O que aconteceu foi decidido pela Anatel: até 2028, o Brasil terá a retirada de todos os orelhões existentes no país. Hoje são pouco mais de 30 mil aparelhos remanescentes, em contraste com 1,5 milhão na década de 1990. A medida busca reduzir custos com manutenção e enfrentar a obsolescência tecnológica.

A expectativa é que, em dois anos, restem cerca de 9 mil orelhões em áreas onde a cobertura 4G ainda não alcança.
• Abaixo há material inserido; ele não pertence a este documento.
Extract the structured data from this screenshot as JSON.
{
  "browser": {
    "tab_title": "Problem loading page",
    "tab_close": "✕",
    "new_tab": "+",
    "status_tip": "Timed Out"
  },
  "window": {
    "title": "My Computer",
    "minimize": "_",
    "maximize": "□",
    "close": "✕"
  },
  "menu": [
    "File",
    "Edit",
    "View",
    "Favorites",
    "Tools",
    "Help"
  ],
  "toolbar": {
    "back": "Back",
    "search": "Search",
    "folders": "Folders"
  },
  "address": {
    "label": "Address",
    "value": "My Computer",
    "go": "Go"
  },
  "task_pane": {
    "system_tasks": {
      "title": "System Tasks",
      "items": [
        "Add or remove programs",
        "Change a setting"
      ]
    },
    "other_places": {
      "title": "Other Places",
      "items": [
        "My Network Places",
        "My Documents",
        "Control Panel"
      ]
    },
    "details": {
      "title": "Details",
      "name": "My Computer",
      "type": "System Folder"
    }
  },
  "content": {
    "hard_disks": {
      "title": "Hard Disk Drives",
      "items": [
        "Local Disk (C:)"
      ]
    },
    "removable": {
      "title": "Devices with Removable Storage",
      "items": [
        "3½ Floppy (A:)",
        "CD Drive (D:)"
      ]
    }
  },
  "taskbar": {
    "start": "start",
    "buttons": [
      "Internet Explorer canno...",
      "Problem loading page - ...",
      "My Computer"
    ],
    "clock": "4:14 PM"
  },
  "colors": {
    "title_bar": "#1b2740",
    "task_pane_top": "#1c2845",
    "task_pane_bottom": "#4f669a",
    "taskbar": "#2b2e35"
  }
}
A ideia é manter o serviço apenas onde houver necessidade futura, ainda que a ampliação de rede seja prevista para o futuro. A conta de manter os orelhões já não fecha para operadoras.

Dados do IBGE apontam que 88,9% da população com mais de 10 anos tinha celular em 2025, e o Brasil possuía mais de 500 milhões de aparelhos ativos naquele ano. Entre 2018 e 2025, as operadoras gastaram aproximadamente R$ 1,69 bilhão na manutenção dos orelhões. O retorno do uso público caiu drasticamente.

Design icônico

Os orelhões nasceram para atender a comunicação urgente e se tornaram símbolos visuais da cidade. O formato foi criado pela arquiteta e designer Chu Ming Silveira, inspirado não na orelha, mas no ovo. O nome oficial é Telefone de Uso Público (TUP), e o conjunto de três ou mais aparelhos era conhecido como tulipa.

Feitos em fibra de vidro, os orelhões resistiam ao calor, chuva e poluição, com isolamento acústico suficiente para funcionarem em ambientes urbanos barulhentos. Não possuíam porta, e a operação dependia da disponibilidade de fichas.

O projeto brasileiro ganhou expressão internacional, com orelhões exportados para várias regiões do mundo. Em 2012, São Paulo promoveu a Call Parade, transformando o que restava de orelhões em obras de arte públicas, marcando o início do declínio do equipamento.

Memória da cidade

Na história cultural, o orelhão também ficou registrado em crônicas e momentos de entretenimento. Em 1980, houve a apresentação de orelhões volantes em shows, como no Maracanã, durante apresentações de artistas internacionais, e em estádios o equipamento passou a integrar a rotina de imprensa e de celebração de gols.

Com a popularização dos smartphones, o uso público perdeu espaço e gerou impactos na convivência urbana. Em contrapartida, trouxe ganhos como maior autonomia e privacidade, ao passo que reduziu a interação pública sobre chamadas urgentes.

O que vem pela frente

O fim dos orelhões, previsto para 2028, transforma a paisagem urbana em uma lembrança cada vez mais sólida. Em plataformas de venda, alguns aparelhos chegam a ser oferecidos como itens de colecionador, com valores acima de mil reais dependendo do estado de conservação. As fichas, por sua vez, lembram uma tecnologia já ultrapassada.